چکیده:
Aesthetic theory is one of the theories in the field of literary criticism that was developed by the followers of the German school of Constance under the influence of the school of phenomenology. Since this theory focuses on the reader and his perception of the work, it seeks to examine the multiplicity of horizons in the reception process based on the translators' strategies and their interpretations of reading the text. The novel "Season of Migration to the North" by the Sudanese writer Al-Tayyib Saleh is one of the best novels of the twentieth century and has a high literary status. This research, which is organized by the descriptive-analytical method and confrontational approach with the aim of explaining the uncertainty of meaning and the reader's activity in reading the text, has investigated the various semantic readings of this novel based on the aesthetic theory of receiving at three levels of words, phrases, and structure in three translations of Davis (Arabic-English), Ghabraei (English-Persian), and Ameri (Arabic-Persian), and examined how to accept the text on the basis of establishing the artistic position of the work in different horizons and its richness from one translator to another. The result showed that a reader who, in response to white spaces and gaps, interprets and updates the text in a natural way and provides an explicit reading in accordance with the rules of the target language, can overcome the aesthetics of the target text. Accordingly, Ghabraei as a reader has been able to move from a simple reading to a critical understanding by filling in the gaps in accordance with the spirit of a culture.

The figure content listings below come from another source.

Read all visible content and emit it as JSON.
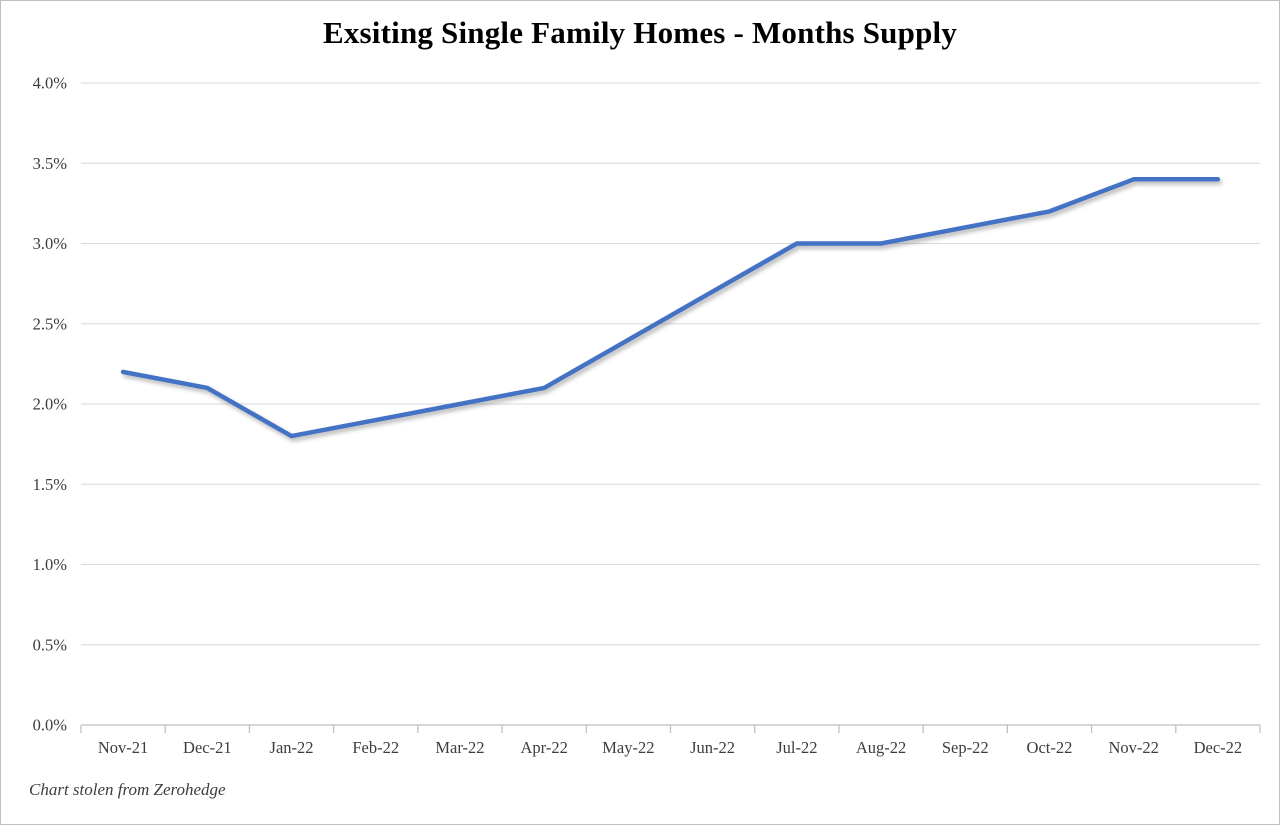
{
  "page": {
    "title": "Exsiting Single Family Homes - Months Supply",
    "footnote": "Chart stolen from Zerohedge"
  },
  "chart_data": {
    "type": "line",
    "title": "Exsiting Single Family Homes - Months Supply",
    "categories": [
      "Nov-21",
      "Dec-21",
      "Jan-22",
      "Feb-22",
      "Mar-22",
      "Apr-22",
      "May-22",
      "Jun-22",
      "Jul-22",
      "Aug-22",
      "Sep-22",
      "Oct-22",
      "Nov-22",
      "Dec-22"
    ],
    "series": [
      {
        "name": "Months Supply",
        "values": [
          2.2,
          2.1,
          1.8,
          1.9,
          2.0,
          2.1,
          2.4,
          2.7,
          3.0,
          3.0,
          3.1,
          3.2,
          3.4,
          3.4
        ]
      }
    ],
    "xlabel": "",
    "ylabel": "",
    "ylim": [
      0,
      4
    ],
    "ytick_step": 0.5,
    "ytick_labels": [
      "0.0%",
      "0.5%",
      "1.0%",
      "1.5%",
      "2.0%",
      "2.5%",
      "3.0%",
      "3.5%",
      "4.0%"
    ],
    "grid": "horizontal",
    "legend": "none",
    "annotations": [
      "Chart stolen from Zerohedge"
    ],
    "colors": {
      "line": "#4472C4",
      "gridline": "#D9D9D9",
      "axis": "#BFBFBF",
      "tick_text": "#3d3d3d",
      "title_text": "#000000",
      "background": "#FFFFFF",
      "border": "#BFBFBF"
    }
  }
}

His participation in the reading process, relying on his semantic horizon, has both preserved the beauty of the source text and added to the aesthetic components of the target text.
خلاصه ماشینی:
The present research, which uses a descriptive-analytical and comparative method with the aim of explaining the non-fixity of meaning and the active role of the translator as a reader in text reading, has examined the multiple semantic readings of the mentioned novel in light of aesthetic reception theory in three dimensions: word, structure, and phrase, across three translations: Davis (Arabic-English), Ghobrai (English-Persian), and Ameri (Arabic-Persian).

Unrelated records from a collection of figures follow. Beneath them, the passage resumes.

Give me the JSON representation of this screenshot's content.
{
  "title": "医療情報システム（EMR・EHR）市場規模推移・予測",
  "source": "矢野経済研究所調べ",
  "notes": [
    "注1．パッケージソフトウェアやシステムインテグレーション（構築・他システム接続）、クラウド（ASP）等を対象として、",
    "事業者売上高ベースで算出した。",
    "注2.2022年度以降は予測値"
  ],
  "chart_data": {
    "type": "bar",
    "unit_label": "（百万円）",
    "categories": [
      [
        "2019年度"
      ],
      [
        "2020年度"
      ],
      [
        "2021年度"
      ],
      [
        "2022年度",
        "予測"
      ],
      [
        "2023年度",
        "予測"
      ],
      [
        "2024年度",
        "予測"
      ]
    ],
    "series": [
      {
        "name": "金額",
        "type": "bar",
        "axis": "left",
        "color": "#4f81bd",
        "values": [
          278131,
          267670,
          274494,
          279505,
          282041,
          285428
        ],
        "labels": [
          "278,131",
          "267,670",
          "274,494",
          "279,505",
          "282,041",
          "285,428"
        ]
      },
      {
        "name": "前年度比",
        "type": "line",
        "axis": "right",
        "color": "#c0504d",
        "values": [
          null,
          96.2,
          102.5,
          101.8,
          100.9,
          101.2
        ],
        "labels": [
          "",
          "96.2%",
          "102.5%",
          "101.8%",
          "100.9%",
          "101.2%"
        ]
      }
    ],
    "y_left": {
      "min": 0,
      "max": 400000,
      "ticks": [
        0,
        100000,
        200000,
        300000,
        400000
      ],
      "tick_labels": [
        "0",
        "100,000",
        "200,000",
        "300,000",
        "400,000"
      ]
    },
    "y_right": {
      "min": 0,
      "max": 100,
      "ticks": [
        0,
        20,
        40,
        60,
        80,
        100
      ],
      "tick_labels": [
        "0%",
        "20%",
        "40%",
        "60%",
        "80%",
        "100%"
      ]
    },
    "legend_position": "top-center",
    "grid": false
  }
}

Despite the long-standing influence of reception theory, no research was found regarding the multiplicity of the semantic horizon and its impact on different readings based on the theory of aesthetics in the English and Persian translations from Arabic; however, related studies are observed both within the framework of translation criticism in the historical domain and in aesthetics within the context of a single language, examples of which are mentioned below.
The aforementioned translations have been welcomed in different contexts (Arabic-English-Persian) and are evaluated by considering the semantic horizon as the most important aesthetic feature of reception theory.
(Refer to the page image) ) Each of these readers, according to their own horizon of reception of this novel in three languages (Arabic, English, Persian), has created meaning in their own style in a beautiful form, the arrangement of which differs from the others.
Ameri used the verb "speaking in a strange language," Davis used the verb "gibberish" meaning "broken and incomprehensible speech," and Ghobrai used "verver kardan" (babbling), which has caused the reading of each to create a different semantic horizon than the other: Original text: "أحياناً بالليلِ في النوم کان يقولُ کلاماً" (Saleh, 1997: 113).